Опубликовано в журнале Дружба Народов, номер 12, 2021
Грядущее на всё изменит взгляд,
И странностям, на выдумки похожим,
Оглядываясь издали назад,
Когда-нибудь поверить мы не сможем.
Когда кривляться станет ни к чему
И даже правда будет позабыта,
Я подойду к могильному холму
И голос подниму в ее защиту…
Борис Пастернак
Листок первый
В ночь на 19 августа 1991 года мне приснилось, что я еду в поезде, а поезд остановился на маленькой станции. Я смотрю за вагонное окно и вижу дом под старым тополем, завалившееся набок крыльцо и девочку в дождевике. Мне очень хочется выйти из поезда, чтобы познакомиться с ней, но поезд трогается, ускоряется и влетает в тоннель, совершенно черный, и мне так страшно, что я не могу даже закричать.
Листок второй
Ждал ли я чего-то от случившихся в 1991 году перемен?
Да ничего я не ждал. Что вообще можно ждать от распада, развала и разложения?
Надежды и какое-то юношеское воодушевление были в 1986—88 годах. Это был миг — что такое для истории эти два-три года! — когда люди открылись друг другу, доверились. Старики стали рассказывать о пережитом детям и внукам. Люди будто очнулись, вспомнили себя, свои корни, свою веру. Какая-то гора с плеч рухнула.
Но бежали дни, и сердце все чаще сжималось от происходящего. Аварии, взрывы, крушения, землетрясения…
Страна стала уходить из-под ног.
В фильме «Аты-баты шли солдаты» Леонида Быкова один из героев, молодой солдат-грузин, говорит: «Мужчины не плачут, мужчины огорчаются».
Мое огорчение было тем сильнее, что в армии я командовал взводом, и под моим началом были солдаты шестнадцати национальностей. За два года я сроднился с ребятами. А через них сроднился и с СССР — уже не по-школьному, не по детской привычке, а через горести, страдания и печали.

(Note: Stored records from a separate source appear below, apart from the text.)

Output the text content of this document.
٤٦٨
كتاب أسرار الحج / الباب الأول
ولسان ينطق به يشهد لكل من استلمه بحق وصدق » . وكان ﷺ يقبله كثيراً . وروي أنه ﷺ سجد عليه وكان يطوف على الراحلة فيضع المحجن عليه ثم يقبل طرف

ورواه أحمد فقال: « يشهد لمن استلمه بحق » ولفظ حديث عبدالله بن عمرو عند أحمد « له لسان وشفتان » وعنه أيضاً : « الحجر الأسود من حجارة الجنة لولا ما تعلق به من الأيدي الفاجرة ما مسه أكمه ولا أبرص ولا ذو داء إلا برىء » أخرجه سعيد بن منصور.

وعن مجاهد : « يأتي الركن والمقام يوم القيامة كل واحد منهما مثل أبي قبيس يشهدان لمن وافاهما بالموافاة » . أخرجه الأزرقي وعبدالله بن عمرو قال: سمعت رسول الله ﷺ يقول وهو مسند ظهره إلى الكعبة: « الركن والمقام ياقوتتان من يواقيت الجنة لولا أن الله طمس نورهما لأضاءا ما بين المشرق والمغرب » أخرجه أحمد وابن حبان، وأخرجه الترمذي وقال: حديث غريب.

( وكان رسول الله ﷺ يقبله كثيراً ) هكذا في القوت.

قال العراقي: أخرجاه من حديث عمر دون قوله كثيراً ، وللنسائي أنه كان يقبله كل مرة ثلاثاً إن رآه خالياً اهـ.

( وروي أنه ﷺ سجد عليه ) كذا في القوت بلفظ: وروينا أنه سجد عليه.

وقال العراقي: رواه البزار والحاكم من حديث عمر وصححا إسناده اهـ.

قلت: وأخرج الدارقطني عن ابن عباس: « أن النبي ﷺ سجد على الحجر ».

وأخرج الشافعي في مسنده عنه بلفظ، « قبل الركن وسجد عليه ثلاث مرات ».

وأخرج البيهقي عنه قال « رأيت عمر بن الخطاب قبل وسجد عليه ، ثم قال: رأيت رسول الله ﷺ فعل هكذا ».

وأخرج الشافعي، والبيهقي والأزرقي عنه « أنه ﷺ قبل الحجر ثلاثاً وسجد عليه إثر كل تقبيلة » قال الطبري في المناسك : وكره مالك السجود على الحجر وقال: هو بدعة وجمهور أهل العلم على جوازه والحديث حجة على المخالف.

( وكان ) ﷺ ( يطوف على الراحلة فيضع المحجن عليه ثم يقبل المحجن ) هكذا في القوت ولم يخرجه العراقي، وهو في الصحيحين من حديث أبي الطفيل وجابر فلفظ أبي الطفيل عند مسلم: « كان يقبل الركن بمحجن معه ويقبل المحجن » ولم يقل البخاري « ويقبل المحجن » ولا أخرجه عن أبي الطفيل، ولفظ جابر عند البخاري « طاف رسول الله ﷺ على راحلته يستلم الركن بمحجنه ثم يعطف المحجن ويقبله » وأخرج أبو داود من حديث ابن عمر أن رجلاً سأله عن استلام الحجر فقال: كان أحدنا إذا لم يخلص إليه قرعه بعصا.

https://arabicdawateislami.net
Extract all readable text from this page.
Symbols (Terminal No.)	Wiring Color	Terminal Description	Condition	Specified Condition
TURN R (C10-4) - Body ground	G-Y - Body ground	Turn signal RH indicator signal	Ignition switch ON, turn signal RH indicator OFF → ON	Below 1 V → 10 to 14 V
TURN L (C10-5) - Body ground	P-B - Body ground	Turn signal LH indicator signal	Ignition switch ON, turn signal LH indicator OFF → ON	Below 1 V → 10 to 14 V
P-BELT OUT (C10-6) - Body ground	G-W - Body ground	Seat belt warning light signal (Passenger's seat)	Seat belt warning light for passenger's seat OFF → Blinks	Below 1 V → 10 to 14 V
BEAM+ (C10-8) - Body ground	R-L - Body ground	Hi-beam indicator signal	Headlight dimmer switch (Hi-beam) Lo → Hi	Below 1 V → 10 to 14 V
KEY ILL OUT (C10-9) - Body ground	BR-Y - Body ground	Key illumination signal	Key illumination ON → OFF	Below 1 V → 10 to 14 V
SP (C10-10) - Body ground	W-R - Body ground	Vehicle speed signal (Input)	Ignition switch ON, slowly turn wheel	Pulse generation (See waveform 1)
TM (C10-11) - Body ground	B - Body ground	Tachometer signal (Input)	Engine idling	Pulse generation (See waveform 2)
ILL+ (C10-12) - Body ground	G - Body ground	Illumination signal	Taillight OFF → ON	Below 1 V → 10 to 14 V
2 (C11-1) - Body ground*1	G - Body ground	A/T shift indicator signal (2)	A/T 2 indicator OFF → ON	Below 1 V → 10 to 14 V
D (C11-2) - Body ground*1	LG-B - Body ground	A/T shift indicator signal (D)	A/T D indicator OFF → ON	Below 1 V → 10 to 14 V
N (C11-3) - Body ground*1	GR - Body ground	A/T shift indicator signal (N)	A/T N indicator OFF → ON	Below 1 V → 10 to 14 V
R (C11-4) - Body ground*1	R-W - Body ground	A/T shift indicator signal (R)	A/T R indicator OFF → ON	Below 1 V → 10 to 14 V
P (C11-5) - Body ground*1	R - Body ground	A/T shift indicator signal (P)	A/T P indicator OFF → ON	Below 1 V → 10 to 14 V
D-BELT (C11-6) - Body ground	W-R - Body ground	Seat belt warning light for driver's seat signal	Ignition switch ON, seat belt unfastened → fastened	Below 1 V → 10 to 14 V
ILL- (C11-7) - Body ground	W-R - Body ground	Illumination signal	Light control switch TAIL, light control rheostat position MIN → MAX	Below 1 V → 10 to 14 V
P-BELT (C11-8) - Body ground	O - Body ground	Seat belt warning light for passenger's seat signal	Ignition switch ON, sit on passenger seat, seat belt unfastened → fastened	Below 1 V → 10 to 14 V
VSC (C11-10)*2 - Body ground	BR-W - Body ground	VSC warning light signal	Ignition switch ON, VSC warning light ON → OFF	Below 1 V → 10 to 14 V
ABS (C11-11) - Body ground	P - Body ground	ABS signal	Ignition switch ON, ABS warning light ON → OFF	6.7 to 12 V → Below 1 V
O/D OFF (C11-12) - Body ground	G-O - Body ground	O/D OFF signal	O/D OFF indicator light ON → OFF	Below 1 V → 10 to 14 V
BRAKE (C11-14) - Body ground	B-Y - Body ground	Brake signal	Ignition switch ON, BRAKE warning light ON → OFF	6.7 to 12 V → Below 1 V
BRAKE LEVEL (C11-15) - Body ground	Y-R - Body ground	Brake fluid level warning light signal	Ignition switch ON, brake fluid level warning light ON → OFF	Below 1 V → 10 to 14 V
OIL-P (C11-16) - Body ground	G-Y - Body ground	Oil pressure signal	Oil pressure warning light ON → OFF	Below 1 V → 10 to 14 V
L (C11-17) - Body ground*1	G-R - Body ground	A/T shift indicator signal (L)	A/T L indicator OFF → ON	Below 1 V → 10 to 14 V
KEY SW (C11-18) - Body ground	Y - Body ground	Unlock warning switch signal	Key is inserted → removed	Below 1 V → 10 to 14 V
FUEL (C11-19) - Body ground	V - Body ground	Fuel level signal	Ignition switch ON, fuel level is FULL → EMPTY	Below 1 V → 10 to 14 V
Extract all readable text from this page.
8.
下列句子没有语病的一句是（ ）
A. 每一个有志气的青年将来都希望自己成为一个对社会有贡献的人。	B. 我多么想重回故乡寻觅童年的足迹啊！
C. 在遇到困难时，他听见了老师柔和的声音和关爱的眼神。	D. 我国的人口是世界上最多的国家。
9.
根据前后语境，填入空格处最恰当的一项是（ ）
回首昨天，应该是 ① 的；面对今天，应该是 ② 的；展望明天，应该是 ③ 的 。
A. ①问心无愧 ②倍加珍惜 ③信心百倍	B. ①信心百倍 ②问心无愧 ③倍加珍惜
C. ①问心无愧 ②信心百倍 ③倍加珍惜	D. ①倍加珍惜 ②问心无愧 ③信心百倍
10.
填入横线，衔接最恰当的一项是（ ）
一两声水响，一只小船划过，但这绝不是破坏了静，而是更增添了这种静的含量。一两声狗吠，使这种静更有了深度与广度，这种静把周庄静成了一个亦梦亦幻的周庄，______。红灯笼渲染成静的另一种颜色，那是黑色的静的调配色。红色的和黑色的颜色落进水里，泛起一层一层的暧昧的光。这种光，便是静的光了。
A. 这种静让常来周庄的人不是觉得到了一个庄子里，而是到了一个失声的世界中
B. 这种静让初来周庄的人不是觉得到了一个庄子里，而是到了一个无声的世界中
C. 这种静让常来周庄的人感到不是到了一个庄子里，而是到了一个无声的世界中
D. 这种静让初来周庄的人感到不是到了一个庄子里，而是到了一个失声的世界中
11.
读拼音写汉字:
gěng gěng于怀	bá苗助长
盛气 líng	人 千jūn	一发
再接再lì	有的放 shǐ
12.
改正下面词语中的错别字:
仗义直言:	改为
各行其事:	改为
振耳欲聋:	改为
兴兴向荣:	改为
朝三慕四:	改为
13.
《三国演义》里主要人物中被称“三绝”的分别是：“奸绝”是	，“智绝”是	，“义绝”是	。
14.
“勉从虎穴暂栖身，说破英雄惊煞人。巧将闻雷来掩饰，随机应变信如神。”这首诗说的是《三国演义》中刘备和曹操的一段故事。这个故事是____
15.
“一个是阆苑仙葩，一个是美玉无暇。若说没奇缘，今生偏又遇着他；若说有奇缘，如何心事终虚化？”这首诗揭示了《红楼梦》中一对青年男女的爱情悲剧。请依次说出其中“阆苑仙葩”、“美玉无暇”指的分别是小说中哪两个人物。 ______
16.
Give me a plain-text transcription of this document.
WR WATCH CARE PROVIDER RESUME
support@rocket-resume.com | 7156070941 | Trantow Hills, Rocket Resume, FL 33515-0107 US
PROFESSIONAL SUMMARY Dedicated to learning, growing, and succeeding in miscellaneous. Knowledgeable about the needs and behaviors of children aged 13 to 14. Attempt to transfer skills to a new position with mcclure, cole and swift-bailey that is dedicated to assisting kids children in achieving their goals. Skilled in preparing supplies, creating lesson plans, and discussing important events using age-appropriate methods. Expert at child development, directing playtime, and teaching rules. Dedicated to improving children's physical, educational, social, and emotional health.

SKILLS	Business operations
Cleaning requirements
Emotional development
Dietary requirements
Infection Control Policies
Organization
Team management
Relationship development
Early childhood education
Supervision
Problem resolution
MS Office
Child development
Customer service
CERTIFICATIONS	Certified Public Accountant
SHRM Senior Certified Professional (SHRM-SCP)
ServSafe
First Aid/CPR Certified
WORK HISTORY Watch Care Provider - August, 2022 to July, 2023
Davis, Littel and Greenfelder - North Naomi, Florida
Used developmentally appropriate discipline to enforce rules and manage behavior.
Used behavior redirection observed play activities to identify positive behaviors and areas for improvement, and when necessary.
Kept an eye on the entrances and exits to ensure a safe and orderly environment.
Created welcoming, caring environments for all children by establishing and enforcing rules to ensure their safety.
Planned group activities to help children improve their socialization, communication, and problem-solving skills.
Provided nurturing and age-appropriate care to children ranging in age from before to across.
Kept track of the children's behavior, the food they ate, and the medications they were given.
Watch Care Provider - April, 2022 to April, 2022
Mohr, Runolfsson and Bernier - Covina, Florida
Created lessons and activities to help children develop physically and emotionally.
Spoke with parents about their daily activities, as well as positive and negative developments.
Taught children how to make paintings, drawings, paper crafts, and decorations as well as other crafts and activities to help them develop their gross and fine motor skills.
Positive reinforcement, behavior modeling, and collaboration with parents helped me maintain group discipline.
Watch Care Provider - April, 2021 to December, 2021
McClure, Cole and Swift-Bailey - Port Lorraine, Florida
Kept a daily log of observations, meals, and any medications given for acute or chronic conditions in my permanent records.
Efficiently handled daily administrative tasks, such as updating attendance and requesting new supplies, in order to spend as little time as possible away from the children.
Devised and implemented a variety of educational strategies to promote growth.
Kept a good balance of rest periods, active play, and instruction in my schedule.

На прощание я подарил своим солдатикам по маленькому блокноту, который легко входил в карман гимнастерки. В каждом блокноте я написал какие-то пожелания и оставил свой адрес.
Я демобилизовался в 1986 году, надеясь в будущем воспользоваться приглашениями ребят и поехать к ним в Армению, Молдавию, Туркмению, Азербайджан, Грузию…
Рухнуло все так быстро, что лишь один парень успел мне написать. Взвод мой пропал без вести.
У меня до сих пор чувство вины перед ребятами, что все так получилось. Ведь командир взвода не бывает бывшим.
Поэтому тяжесть ответственности за гибель СССР я не могу списать на одних лишь беловежских властолюбцев.
Листок третий
У меня не было никакого расположения к популярным в ту пору политическим деятелям. Впрочем, один человек пользовался в нашей семье симпатией — это Анатолий Собчак. Двухлетняя дочка бегала по дому с веселым кличем: «Саб-чак! Саб-чак!..» Это было чуть ли не первое слово в ее словаре.
Симпатия к Собчаку была не столько политической, сколько эстетической. Впервые мы увидели на трибуне обаятельного человека с грамотной русской речью, кроме того — державшегося с большим достоинством.
Все остальные претендовавшие на власть господа демократы выглядели очень серо и неубедительно.
Чуть позднее, нечаянно попав в центральную прессу летом 1989 года, я увидел эту публику довольно близко. Мне были совершенно непонятны мотивы их поступков, их жадное лицедейство вызывало отвращение, их закулисные маневры меня быстро перестали интересовать.
Вообще вся обстановка 1989—1991 годов навсегда оттолкнула меня от политики, которой я увлекался с раннего детства. Мне почему-то виделось в ней что-то от рыцарских турниров. Острые шпаги доводов, яркие речи, стремительные решения, бескорыстие и отвага в борьбе за торжество справедливости…
С десяти лет во мне находили живейший отклик и кубинские барбудос, и чилийские подпольщики, и никарагуанские партизаны. Че Гевара, Сальвадор Альенде, Луис Корвалан были моими героями. Они придавали осмысленность моему пребыванию в пионерах и комсомольцах.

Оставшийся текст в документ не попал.